His 9-93 against an admittedly weak South Africa side earlier this year are the best match figures by a New Zealand bowler on Test debut.
More impressive was the way he removed Yashasvi Jaiswal and Virat Kohli in the first Test in Bangalore to set New Zealand on the way to their breathtaking series win.
Describing himself as a "pretty quiet dude", O'Rourke is 6ft 4in and bowls with his shirt permanently untucked. There is a passing resemblance to Morne Morkel, a regular scourge of England batters.
"I'm a little bit unorthodox," O'Rourke tells BBC Sport. "I fall away quite a bit. I've got a tall release and angle it back into the right-hander. Maybe I bring something a little bit different."
O'Rourke's association with England is much more fleeting than Stokes' to New Zealand. O'Rourke's father Paddy, himself a good enough bowler to play first-class cricket for Wellington, and mother Jess were working in the UK when Will and his brother Oliver were born.
"Mum and Dad, two Kiwis, were keen to raise us back in New Zealand," says O'Rourke. "I came back here when I was five, so I don't remember much of the UK. I was always a Kiwi and I always wanted to play for the Black Caps."
Like most young New Zealanders, O'Rourke played rugby union. A flanker or number eight, when he got taller he was stuck in the second row and lost his love of the game.
He did most of his growing up in Auckland and his cricket only accelerated after he moved to Christchurch to study at university.
At 19, he was handed a contract to play for Canterbury, where he was coached by Brendon Donkers. Limbs everywhere in his action, O'Rourke was described by Donkers as a "newborn giraffe".
"It's a pretty accurate summation of what it was when I first got down here," says O'Rourke. "If you see a tape of my action then, it was all over the place. It's definitely not picturesque now, but it's a lot better."
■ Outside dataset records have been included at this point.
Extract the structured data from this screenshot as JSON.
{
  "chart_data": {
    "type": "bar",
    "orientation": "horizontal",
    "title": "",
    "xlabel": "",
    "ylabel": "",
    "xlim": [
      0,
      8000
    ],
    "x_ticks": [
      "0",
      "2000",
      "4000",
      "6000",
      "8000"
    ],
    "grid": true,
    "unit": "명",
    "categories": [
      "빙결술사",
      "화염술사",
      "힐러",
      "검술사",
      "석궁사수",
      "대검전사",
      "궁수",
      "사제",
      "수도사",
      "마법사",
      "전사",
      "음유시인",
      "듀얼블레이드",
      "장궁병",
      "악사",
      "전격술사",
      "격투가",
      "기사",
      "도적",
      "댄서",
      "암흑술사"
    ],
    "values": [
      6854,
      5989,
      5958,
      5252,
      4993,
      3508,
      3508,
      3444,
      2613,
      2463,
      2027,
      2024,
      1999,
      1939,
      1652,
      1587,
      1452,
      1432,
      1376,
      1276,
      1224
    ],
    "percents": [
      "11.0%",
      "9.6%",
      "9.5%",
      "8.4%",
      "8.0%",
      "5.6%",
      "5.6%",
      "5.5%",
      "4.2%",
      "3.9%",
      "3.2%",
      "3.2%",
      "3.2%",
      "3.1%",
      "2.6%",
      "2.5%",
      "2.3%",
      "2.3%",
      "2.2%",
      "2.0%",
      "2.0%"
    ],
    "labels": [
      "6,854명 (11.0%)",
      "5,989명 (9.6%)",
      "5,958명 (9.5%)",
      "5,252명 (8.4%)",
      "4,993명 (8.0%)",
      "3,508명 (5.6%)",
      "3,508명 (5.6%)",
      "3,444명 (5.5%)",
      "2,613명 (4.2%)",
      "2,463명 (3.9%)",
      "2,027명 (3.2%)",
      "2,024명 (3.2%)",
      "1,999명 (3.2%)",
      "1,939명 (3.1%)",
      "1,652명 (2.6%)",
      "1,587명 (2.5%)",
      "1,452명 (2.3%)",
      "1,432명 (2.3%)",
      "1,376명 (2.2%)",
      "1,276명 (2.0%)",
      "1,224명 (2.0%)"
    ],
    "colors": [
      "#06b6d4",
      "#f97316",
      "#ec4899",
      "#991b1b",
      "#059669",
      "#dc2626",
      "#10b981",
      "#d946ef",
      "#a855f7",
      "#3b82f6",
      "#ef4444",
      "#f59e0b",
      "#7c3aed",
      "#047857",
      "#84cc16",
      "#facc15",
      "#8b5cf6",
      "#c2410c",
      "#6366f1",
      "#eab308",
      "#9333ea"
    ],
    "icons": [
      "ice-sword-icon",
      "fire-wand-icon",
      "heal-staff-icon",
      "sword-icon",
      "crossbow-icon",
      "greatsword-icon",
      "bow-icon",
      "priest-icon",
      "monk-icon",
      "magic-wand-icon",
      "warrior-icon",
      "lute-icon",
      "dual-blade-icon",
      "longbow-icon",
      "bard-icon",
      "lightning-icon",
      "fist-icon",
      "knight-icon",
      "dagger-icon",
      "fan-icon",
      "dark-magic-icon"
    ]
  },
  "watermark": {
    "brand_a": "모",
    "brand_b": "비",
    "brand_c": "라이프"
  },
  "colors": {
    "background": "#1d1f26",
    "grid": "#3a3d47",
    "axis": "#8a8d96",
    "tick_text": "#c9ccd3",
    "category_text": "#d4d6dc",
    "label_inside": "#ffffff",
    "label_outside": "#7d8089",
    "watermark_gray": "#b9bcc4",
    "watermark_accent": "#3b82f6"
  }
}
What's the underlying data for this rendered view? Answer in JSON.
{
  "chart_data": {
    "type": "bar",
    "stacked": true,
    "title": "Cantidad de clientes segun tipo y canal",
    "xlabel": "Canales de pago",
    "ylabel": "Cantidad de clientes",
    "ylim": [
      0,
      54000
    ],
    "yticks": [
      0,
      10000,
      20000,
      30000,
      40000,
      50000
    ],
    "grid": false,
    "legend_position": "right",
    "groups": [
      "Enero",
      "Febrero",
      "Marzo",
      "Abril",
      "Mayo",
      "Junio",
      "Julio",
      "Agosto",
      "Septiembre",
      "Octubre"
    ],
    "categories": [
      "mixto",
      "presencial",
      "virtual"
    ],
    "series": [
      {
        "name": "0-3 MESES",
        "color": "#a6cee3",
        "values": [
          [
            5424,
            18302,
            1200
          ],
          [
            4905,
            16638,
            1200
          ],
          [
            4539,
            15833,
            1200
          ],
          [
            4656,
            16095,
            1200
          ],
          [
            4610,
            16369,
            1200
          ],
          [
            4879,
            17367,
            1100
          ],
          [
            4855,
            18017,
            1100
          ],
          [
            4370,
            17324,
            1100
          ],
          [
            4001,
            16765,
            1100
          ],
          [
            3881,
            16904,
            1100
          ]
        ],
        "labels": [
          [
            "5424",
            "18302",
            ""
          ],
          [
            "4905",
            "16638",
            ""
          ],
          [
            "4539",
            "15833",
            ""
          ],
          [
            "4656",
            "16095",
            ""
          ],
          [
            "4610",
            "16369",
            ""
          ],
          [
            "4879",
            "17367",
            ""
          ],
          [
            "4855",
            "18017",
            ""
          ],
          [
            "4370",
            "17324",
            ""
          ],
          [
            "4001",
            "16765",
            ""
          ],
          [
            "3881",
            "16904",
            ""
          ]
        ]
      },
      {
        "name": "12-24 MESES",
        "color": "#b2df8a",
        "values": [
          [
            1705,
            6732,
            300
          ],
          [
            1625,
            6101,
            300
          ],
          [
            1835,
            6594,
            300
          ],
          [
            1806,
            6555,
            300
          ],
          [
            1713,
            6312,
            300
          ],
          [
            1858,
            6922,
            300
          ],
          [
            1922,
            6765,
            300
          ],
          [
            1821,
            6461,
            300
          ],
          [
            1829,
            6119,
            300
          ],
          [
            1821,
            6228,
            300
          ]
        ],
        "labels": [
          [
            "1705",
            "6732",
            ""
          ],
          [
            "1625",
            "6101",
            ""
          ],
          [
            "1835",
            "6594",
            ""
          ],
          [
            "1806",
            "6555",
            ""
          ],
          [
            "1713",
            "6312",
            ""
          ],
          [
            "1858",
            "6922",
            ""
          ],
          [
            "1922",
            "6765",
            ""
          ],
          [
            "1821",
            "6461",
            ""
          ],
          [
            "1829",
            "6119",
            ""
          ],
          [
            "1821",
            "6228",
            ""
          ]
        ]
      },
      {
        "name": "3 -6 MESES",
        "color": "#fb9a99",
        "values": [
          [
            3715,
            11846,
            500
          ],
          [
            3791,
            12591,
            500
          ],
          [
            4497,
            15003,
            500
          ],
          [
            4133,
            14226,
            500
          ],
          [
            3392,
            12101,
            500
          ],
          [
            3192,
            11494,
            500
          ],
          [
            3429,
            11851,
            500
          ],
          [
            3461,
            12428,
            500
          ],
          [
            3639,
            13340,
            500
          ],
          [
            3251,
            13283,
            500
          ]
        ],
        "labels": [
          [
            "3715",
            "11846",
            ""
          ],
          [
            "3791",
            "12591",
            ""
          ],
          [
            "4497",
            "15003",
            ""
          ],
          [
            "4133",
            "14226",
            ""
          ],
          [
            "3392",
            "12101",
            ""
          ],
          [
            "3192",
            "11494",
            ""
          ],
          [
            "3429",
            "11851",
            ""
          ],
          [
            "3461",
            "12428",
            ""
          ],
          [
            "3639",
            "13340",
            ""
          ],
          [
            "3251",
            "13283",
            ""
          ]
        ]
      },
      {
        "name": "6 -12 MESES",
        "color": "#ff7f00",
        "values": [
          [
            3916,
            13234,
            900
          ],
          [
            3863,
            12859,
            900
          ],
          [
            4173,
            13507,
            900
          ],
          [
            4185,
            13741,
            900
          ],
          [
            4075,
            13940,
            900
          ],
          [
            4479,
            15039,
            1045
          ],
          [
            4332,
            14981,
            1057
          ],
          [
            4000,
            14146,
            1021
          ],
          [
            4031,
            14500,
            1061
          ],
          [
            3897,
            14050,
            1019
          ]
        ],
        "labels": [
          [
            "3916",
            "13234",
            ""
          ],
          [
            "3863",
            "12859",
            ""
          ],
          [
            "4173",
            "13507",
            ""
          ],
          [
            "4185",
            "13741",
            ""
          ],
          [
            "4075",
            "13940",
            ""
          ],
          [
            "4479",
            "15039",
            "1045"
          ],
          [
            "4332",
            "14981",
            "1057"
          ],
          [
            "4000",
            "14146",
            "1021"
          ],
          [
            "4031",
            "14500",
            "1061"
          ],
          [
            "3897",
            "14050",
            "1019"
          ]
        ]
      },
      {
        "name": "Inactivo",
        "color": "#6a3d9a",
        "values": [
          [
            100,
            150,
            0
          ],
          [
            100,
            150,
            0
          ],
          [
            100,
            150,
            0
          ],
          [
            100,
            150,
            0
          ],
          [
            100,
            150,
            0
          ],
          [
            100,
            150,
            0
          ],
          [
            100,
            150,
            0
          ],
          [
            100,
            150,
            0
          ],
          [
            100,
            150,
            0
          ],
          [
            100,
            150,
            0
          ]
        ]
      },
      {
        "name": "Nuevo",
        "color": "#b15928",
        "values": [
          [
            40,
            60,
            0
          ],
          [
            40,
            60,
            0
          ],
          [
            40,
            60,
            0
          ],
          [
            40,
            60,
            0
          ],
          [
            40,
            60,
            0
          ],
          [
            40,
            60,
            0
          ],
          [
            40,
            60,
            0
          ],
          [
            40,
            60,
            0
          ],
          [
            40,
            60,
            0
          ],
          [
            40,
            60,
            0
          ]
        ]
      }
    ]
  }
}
By his own admission, O'Rourke was not in the "greatest nick" physically and had "not seen the inside of a gym" until he joined Canterbury. Fitter and mentored by the even taller Jamieson, O'Rourke gained pace up to the mid-80s he is now.
Less than two years after his first-class debut in 2022, O'Rourke was playing Test cricket.
His rise to play all three formats for New Zealand and the award of a first central contract in July means O'Rourke has had to put a sports science degree on the back-burner.
"I'm slowly chipping away," he says. "I'll hopefully get that done in the next couple of years.
"I had an assignment due when we were on tour in Asia, so I did knuckle down for a little bit. When that was done, it was all cricket."
"All cricket" meant playing in all three matches of the win in India, arguably the greatest away series triumph by any team in history. Before that, New Zealand had not won a Test in India for 36 years.
"It was pretty surreal," says O'Rourke. "You go over there hearing some of the nightmares of how past tours have gone and how tough it can be. We had a big chat as a team before we went over there, to say 'why not us?' It was really special."
The meeting with England brings O'Rourke up against Gus Atkinson, another fast bowler who has made an impression in his first year as a Test cricketer.
Of all the bowlers in history with at least O'Rourke's 26 wickets, only three can better his strike-rate of 36.6. Two of them, George Lohmann and Albert Trott, played in the 19th Century. The other is Atkinson.
"I've been lucky enough to pick up the spoils in a few of the Tests," says O'Rourke.
"Guys like Tim Southee and Matt Henry are relentless in their lengths, not giving much away. I'm a bit more of a spray can, but it can make my good ball a bit more dangerous because you don't know when it's going to come."
O'Rourke's good ball will come. England need to be ready.